Space launches are not easy to do. They require tremendous amounts of fuel and propulsion to get them off the ground. Cabin space is often limited because the majority of the launch vehicle is used for fuel.

But hypothetically, let’s say we could build a space vehicle capable of carrying 100 people, a capacity far bigger than anything we’ve ever launched. If we could do this, we would need 80 MILLION of these vehicles to get everyone off the Earth.

Ponder that number for a minute.

If we could somehow build a huge ship capable of carrying 1,000 passengers, we would still need 8 million of these transports. The journey to Titan would take about 8 years with our current propulsion technology. Even if we were only making a shorter trip to Mars, which is also a proposed site for colonization, it’d still be a few months to almost a year of space travel. 

Would you want to be cooped up in a cargo bin for that long?

Even if the spacecraft could carry 10,000 passengers, you would still need 800,000 ships. These ships would be massive in size beyond imagination because they’d not only have to carry people and fuel but also years of supplies for all of the passengers.

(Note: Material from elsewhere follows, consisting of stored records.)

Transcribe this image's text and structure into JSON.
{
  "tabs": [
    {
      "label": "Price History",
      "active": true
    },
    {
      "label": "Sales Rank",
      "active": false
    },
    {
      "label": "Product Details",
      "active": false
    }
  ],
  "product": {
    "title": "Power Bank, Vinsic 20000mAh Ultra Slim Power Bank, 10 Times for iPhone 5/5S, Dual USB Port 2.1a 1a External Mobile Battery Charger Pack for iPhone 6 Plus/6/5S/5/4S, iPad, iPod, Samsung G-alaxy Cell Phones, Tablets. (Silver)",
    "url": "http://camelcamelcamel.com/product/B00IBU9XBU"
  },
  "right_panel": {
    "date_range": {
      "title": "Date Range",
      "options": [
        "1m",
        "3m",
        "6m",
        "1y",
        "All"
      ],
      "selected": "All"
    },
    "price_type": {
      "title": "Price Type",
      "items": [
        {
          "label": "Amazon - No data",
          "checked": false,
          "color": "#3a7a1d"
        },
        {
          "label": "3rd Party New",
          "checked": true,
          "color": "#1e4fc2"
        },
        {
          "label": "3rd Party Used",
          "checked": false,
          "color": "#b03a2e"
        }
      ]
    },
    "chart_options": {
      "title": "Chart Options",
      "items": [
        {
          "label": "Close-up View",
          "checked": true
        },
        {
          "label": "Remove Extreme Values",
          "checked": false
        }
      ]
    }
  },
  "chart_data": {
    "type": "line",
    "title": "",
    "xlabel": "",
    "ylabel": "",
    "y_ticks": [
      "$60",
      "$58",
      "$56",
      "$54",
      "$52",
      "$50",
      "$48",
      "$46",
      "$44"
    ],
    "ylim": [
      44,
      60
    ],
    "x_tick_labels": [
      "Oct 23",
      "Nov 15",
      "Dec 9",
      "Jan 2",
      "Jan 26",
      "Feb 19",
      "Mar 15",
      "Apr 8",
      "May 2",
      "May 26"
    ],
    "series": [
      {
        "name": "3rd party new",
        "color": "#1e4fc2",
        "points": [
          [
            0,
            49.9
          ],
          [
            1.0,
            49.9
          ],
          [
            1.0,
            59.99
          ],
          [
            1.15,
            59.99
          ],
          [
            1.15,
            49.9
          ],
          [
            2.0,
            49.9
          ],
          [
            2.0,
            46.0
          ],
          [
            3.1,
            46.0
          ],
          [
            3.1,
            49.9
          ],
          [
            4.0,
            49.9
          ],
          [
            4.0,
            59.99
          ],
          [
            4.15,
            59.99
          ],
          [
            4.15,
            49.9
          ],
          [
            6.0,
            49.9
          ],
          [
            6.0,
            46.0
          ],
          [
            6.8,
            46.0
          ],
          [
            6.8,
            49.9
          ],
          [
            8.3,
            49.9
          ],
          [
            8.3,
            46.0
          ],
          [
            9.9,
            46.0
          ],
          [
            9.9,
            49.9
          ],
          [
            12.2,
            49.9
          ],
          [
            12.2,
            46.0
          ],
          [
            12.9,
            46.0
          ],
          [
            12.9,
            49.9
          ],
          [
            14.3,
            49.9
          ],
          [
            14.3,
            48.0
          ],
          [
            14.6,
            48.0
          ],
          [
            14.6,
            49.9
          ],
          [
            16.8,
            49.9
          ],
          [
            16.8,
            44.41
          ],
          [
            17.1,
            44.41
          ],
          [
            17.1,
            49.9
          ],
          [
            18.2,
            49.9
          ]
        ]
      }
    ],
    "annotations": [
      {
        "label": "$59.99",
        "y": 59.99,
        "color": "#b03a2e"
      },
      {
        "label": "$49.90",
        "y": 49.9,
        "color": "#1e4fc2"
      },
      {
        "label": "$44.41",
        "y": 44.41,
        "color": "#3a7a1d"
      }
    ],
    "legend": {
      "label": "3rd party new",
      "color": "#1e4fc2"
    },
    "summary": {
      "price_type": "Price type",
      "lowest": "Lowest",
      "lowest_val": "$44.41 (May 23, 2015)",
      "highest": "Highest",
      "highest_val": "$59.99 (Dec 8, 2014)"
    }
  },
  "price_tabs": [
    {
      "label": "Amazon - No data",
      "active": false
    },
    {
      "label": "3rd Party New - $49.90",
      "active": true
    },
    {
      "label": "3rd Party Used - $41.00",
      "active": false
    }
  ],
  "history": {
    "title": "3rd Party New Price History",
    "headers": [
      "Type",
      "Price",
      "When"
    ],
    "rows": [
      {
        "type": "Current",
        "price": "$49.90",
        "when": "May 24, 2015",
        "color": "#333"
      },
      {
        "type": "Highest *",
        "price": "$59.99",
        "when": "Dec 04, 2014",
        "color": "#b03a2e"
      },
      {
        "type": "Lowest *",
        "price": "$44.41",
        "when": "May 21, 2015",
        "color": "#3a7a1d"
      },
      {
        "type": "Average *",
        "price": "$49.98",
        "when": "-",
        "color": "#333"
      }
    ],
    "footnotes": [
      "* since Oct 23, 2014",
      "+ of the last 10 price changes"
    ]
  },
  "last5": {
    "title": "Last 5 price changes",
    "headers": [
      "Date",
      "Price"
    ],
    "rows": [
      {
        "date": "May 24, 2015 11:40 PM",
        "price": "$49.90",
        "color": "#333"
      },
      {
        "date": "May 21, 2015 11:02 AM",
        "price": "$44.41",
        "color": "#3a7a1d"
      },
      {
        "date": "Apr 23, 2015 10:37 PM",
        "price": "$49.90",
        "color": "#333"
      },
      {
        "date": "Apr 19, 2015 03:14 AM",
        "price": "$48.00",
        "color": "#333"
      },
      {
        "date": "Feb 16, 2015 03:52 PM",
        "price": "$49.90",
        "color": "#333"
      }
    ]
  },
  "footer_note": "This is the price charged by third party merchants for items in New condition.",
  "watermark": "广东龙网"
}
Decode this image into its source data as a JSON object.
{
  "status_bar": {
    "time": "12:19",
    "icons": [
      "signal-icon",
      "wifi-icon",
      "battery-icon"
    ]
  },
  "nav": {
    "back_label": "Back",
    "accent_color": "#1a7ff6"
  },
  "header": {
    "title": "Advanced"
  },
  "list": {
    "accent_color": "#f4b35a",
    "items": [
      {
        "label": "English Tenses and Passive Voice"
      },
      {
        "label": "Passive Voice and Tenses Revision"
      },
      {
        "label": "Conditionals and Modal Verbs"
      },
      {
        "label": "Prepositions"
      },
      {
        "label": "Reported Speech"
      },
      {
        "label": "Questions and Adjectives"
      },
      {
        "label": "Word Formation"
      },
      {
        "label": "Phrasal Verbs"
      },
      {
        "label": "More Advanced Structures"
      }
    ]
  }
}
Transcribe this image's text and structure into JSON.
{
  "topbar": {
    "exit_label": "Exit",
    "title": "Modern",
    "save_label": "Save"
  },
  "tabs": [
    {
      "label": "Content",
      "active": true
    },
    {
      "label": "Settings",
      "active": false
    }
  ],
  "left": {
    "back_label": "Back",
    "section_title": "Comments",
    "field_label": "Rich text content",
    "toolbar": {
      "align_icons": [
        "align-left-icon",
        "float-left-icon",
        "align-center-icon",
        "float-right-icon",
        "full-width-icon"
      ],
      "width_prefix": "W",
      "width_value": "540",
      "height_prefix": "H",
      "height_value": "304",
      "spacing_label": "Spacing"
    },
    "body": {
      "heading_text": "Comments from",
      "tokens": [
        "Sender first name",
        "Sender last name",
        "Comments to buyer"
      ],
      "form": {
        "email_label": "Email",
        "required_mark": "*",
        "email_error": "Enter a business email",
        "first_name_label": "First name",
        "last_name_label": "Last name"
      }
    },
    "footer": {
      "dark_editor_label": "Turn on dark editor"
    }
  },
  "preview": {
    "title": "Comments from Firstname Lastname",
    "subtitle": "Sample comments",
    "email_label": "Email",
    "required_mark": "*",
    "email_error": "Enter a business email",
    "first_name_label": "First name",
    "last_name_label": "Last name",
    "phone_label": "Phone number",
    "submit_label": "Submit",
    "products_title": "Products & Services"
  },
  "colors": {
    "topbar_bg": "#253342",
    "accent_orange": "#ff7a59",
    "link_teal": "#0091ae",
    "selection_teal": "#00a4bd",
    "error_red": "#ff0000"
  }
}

These ships would be so large they’d have to be built in space, which brings us back to the original outrageous numbers. How we would get the 8 billion people to these ships? We didn’t even discuss the massive effort and time it would take to build 800,000 ships in space, or 8 million on Earth.

Would it even be possible to make even a fraction of this number?

There are variables of course (reusable ships like the old space shuttle, recycled booster rockets, etc.), but it would still be an incredible undertaking, not to mention the cost or time involved to build or recover them.

Even if we could build them, it’s not going to happen any time soon.

The fun part is, the longer we stay on the planet, the more the math gets exponentially increased (the population of the Earth is expected to be over 11 billion by 2100. That’s only a mere 70 years away. An increase of a billion (or 3 billion) more people would require thousands, or millions more ships, depending on the capacity.

In short, many (MANY) humans will be left behind when the exodus begins.

Who will choose who stays or goes?

What will happen to those left behind?

This isn’t a crazy made up conspiracy theory. This is the world we live in.            These things are happening right now, right in front of us.

Pollution, overcrowding and depletion of Earth’s natural resources are very real things. Even if you completely dismiss theories on global warming, you can’t deny the damage caused by the parasites known as humanity (read my article Humans Are Planetary Virus).

You and I aren’t going to be on those ships, so maybe we need to make the best of what we’ve got here, because we don’t really have much of a choice.